Dans les jours qui ont suivi la signature du contrat, des tentatives ont été faites pour tourner des scènes de sexe. Selon le réalisateur très réussi, selon l’écrivain rien ne s’est passé. Ruitenbeek dit dans l’édition française de Vice que Houellebecq a couché avec quatre femmes – un mensonge, selon l’écrivain. Tout comme l’histoire de la bande-annonce, dans laquelle la voix off de Ruitenbeek raconte un voyage annulé au Maroc pour lequel sa femme Li avait « passé un mois depuis Paris à arranger les prostituées ». Houellebecq n’a pas d’objection en soi à un film explicite, dit son avocat, mais à “un film dans lequel les inexactitudes sont proclamées comme des vérités sur lesquelles il n’a plus aucun contrôle”.
Houellebecq, de par son contrat avec Ruitenbeek, s’est-il empêtré dans un jeu qu’il pratique habituellement avec tant de raffinement ? « C’est la question », dit le journaliste Des Déserts. « Houellebecq provoque, manipule et joue avec les frontières entre réalité et fiction. Soudain, il a rencontré quelqu’un qui travaille de la même manière. C’est un peu comme s’il avait été blessé par son propre feu d’artifice. Quelle était la représentation de Houellebecq de ce projet reste un mystère. Mais il n’a probablement pas prévu ni l’ampleur de ce scandale ni l’inflexibilité de Ruitenbeek.
En France, la bande-annonce a été vue comme un énième coup monté par un écrivain qui a fait de la provocation sa marque de fabrique. Quelques semaines auparavant, c’était encore le tour des musulmans : dans un entretien avec Avant populaire Houellebecq a qualifié de fait la théorie du complot d’extrême droite sur le dépeuplement et a déclaré que les Français de souche veulent principalement que les musulmans cessent de les “voler et de les attaquer”. Par la suite, Houellebecq a déclaré qu’il n’était pas conscient d’avoir blessé la communauté musulmane. Des Déserts place ces deux enjeux à la lumière du succès commercial décevant de Anéantir et le prix Nobel espéré qui l’a dépassé. « Son dernier livre est plus soft, moins islam et sexualité, et n’a pas le succès de ses précédents romans. Et tout à coup, il y a ces déclarations scandaleuses sur les musulmans et un film pornographique.
Tristesse pure
En échange de Vice a déclaré à Ruitenbeek début février que Houellebecq était malheureux et déprimé lors de leur rencontre et qu’il en avait été choqué. Pourtant, ce n’est pas une raison pour lui de voir le film maintenant. “Nous sommes tous les deux des artistes, nous avions un accord et il y a d’autres personnes impliquées. Ensuite, vous ne pouvez pas simplement vous retirer. Mon admiration pour lui est restée. J’aurais aimé avoir une conversation. Qui sait, le film pourrait ne pas être trop mauvais pour lui.
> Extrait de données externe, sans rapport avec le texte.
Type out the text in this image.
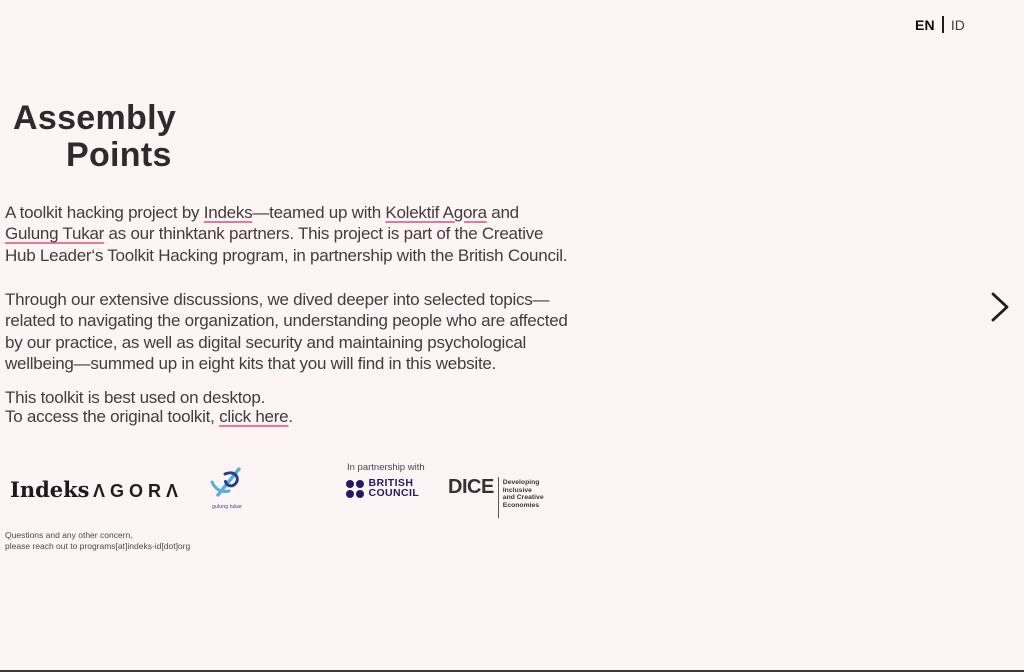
EN ID
Assembly
Points
A toolkit hacking project by Indeks—teamed up with Kolektif Agora and
Gulung Tukar as our thinktank partners. This project is part of the Creative
Hub Leader‘s Toolkit Hacking program, in partnership with the British Council.
Through our extensive discussions, we dived deeper into selected topics—
related to navigating the organization, understanding people who are affected
by our practice, as well as digital security and maintaining psychological
wellbeing—summed up in eight kits that you will find in this website.
This toolkit is best used on desktop.
To access the original toolkit, click here.
Indeks ΛGORΛ
gulung tukar
In partnership with
BRITISH
COUNCIL DICE Developing
Inclusive
and Creative
Economies
Questions and any other concern,
please reach out to programs[at]indeks-id[dot]org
Martin de Haan, qui entretient des contacts réguliers avec lui en tant que traducteur permanent de Houellebecq, n’est pas satisfait de la tournure que prennent les choses. « À un tel moment, vous voulez que toute l’attention soit concentrée sur l’édition néerlandaise du roman. Ce moment est maintenant détourné par cette affaire. Je donnerai quatre conférences aux Pays-Bas cette semaine et je sais déjà que de nombreuses questions porteront sur ce sujet. Selon Ruitenbeek, la coïncidence de ces dates est une coïncidence. “Le livre devait sortir plus tôt.”
“C’est de la pure tristesse”, déclare De Haan. « Houellebecq s’en prend à lui-même avec toute sa maladresse. Il est extrêmement intelligent, mais aussi impulsif et peu pratique. Il a demandé à l’écrivain : n’avez-vous pas été naïf ? La réponse de Houellebecq : «J’étais con” – J’étais stupide.